PrefectHQ / prefect

Prefect is a workflow orchestration framework for building resilient data pipelines in Python.
https://prefect.io
Apache License 2.0
15.82k stars 1.55k forks source link

Allow flow.visualise to other file formats besides PDF #2447

Closed chuehsien closed 4 years ago

chuehsien commented 4 years ago

Current behavior

Currently, flow.visualise can be used to see how the graph is constructed (super helpful). I also use it to look at where errors occur. However, there is no option to save in another format other than PDF.

Proposed behavior

To add an argument that allows saving to any formats allowable by graphviz.

Example

flow.visualize(filename="myflow", format="jpeg")

chuehsien commented 4 years ago

Hi all, I'm trying to write tests for the PR, what is the recommended approach to determining the set of allowable formats?

I used graphviz.FORMATS but there are invalid formats inside. The FORMATS in python-graphviz differ from the valid formats in the graphviz 2.38 windows binary, e.g. jp2 is in graphviz.FORMATS but is rejected by the native binary.

Should i store the intersection of the native binary and the python library in a constant somewhere? Doesn't feel right to do so..

joshmeek commented 4 years ago

@chuehsien Hm interesting. Personally any of the "standard" image formats would be enough for me (png, jpg, etc.). When you say you have invalid formats what exactly does that mean? Are there errors thrown when you try to write to certain file formats?

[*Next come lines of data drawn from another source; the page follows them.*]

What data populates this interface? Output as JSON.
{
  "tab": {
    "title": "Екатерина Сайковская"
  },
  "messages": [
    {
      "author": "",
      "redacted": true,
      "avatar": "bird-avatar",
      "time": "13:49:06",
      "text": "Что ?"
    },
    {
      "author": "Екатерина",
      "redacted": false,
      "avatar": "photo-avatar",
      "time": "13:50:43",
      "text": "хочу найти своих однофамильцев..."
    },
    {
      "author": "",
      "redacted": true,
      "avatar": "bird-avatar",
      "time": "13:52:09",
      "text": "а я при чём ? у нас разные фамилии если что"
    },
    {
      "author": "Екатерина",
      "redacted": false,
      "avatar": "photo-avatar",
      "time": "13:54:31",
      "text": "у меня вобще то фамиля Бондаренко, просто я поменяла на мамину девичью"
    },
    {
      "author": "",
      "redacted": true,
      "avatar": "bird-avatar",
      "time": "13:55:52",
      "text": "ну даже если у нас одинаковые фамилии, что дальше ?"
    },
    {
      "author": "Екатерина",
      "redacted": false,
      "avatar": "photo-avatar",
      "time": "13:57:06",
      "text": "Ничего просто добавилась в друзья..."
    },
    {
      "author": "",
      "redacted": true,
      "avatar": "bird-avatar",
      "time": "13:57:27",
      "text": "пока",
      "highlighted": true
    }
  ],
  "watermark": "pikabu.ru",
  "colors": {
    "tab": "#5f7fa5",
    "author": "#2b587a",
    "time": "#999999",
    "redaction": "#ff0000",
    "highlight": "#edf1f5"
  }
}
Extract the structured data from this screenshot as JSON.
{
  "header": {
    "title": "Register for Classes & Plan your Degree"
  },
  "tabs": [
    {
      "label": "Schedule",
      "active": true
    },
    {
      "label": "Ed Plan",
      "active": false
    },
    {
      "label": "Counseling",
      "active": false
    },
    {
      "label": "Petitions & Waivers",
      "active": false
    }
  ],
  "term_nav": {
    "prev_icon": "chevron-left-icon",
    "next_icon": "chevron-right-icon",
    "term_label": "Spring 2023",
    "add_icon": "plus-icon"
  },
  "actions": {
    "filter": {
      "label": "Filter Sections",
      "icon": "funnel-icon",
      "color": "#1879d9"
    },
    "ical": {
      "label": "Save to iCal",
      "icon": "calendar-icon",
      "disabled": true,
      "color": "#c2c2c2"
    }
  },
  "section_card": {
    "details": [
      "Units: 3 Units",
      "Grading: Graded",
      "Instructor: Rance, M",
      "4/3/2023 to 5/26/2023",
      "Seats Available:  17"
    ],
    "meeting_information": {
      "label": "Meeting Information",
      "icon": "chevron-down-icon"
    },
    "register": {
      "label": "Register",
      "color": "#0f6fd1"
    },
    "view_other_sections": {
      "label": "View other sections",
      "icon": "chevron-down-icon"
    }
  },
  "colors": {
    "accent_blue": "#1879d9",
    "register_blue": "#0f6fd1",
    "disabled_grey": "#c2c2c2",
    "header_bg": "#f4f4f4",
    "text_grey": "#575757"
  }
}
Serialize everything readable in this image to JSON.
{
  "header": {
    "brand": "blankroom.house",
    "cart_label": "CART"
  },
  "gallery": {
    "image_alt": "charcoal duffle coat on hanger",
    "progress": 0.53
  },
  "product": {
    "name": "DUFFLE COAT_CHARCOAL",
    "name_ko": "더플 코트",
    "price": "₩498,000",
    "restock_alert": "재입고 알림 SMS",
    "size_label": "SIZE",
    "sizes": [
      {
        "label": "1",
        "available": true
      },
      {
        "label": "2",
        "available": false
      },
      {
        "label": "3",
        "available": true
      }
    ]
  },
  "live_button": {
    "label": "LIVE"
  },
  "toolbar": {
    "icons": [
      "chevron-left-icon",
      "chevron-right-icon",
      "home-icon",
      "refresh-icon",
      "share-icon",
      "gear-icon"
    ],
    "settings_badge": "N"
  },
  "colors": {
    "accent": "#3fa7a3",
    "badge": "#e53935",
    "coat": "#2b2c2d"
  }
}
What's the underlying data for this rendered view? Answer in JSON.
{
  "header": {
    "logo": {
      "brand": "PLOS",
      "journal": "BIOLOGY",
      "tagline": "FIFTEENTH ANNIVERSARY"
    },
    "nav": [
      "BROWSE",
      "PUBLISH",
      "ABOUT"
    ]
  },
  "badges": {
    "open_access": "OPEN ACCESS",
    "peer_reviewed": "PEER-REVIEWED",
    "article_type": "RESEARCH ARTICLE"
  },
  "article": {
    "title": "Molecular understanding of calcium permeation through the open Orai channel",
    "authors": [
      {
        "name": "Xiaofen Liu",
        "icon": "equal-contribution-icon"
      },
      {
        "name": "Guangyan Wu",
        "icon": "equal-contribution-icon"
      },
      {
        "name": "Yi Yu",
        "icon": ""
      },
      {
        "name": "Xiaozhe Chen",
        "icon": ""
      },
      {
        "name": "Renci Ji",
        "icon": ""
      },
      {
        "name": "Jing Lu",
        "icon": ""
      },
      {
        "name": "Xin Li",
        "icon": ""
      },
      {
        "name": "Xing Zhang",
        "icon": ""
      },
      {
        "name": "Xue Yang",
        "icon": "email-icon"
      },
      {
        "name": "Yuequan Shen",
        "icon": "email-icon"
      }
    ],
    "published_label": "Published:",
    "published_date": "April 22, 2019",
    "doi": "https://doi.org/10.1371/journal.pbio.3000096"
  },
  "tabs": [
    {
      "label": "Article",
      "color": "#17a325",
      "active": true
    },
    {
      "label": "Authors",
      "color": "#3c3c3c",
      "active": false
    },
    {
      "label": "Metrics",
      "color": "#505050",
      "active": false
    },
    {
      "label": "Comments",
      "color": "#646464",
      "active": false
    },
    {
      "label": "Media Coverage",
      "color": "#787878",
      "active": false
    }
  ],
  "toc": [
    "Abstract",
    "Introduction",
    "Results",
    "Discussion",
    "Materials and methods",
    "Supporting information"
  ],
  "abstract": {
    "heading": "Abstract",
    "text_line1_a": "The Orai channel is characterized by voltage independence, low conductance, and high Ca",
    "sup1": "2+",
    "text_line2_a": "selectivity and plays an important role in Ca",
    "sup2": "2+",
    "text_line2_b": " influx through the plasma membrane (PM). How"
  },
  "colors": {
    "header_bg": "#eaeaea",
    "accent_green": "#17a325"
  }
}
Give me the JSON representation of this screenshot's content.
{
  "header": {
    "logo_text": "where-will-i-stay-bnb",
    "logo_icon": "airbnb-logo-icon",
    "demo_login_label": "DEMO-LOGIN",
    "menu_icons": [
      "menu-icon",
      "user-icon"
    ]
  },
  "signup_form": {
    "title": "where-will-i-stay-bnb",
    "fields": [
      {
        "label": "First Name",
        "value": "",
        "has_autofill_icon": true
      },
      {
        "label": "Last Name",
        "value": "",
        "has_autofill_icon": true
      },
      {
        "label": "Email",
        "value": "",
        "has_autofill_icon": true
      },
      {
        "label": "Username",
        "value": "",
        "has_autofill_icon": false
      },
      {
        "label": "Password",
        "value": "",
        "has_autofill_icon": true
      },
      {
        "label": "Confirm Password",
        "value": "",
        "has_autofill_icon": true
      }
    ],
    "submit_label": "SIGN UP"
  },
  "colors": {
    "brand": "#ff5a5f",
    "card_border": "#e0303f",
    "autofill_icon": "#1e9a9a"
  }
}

chuehsien commented 4 years ago

graphviz.FORMATS has the following: ['bmp', 'canon', 'cgimage', 'cmap', 'cmapx', 'cmapx_np', 'dot', 'dot_json', 'eps', 'exr', 'fig', 'gd', 'gd2', 'gif', 'gtk', 'gv', 'ico', 'imap', 'imap_np', 'ismap', 'jp2', 'jpe', 'jpeg', 'jpg', 'json', 'json0', 'pct', 'pdf', 'pic', 'pict', 'plain', 'plain-ext', 'png', 'pov', 'ps', 'ps2', 'psd', 'sgi', 'svg', 'svgz', 'tga', 'tif', 'tiff', 'tk', 'vml', 'vmlz', 'vrml', 'wbmp', 'webp', 'x11', 'xdot', 'xdot1.2', 'xdot1.4', 'xdot_json', 'xlib']

Many of the formats cause errors in the underlying graphviz native library: Command '['dot', '-Tcgimage', '-O', 'viz']' returned non-zero exit status 1. [stderr: b'Format: "cgimage" not recognized. Use one of: bmp canon cmap cmapx cmapx_np dot emf emfplus eps fig gd gd2 gif gv imap imap_np ismap jpe jpeg jpg metafile pdf pic plain plain-ext png pov ps ps2 svg svgz tif tiff tk vml vmlz vrml wbmp xdot xdot1.2 xdot1.4\r\n'] Note that the list returned in the exception is shorter than the full list provided in graphviz.FORMATS.

Only the following list runs without any exceptions: ['vml', 'png', 'tk', 'cmapx', 'xdot1.4', 'gv', 'cmapx_np', 'wbmp', 'jpg', 'jpeg', 'jpe', 'ismap', 'canon', 'ps2', 'vmlz', 'xdot1.2', 'gd', 'dot', 'xdot', 'pov', 'tif', 'imap', 'ps', 'eps', 'tiff', 'fig', 'svg', 'gd2', 'bmp', 'pic', 'cmap', 'gif', 'vrml', 'imap_np', 'pdf', 'plain', 'plain-ext', 'svgz']

And the remaining fail (all with the same exception): ['exr', 'dot_json', 'gtk', 'x11', 'psd', 'webp', 'json0', 'cgimage', 'xdot_json', 'ico', 'tga', 'jp2', 'json', 'pct', 'pict', 'xlib', 'sgi']

So where should we define the list of formats that have been tested and working?

joshmeek commented 4 years ago

Hey @chuehsien I'm wondering if we actually need to store this list anywhere outside of in the tests themselves as I don't see this being a responsibility of the .visualize command. Personally I would say a few tests using "standard" image formats would suffice.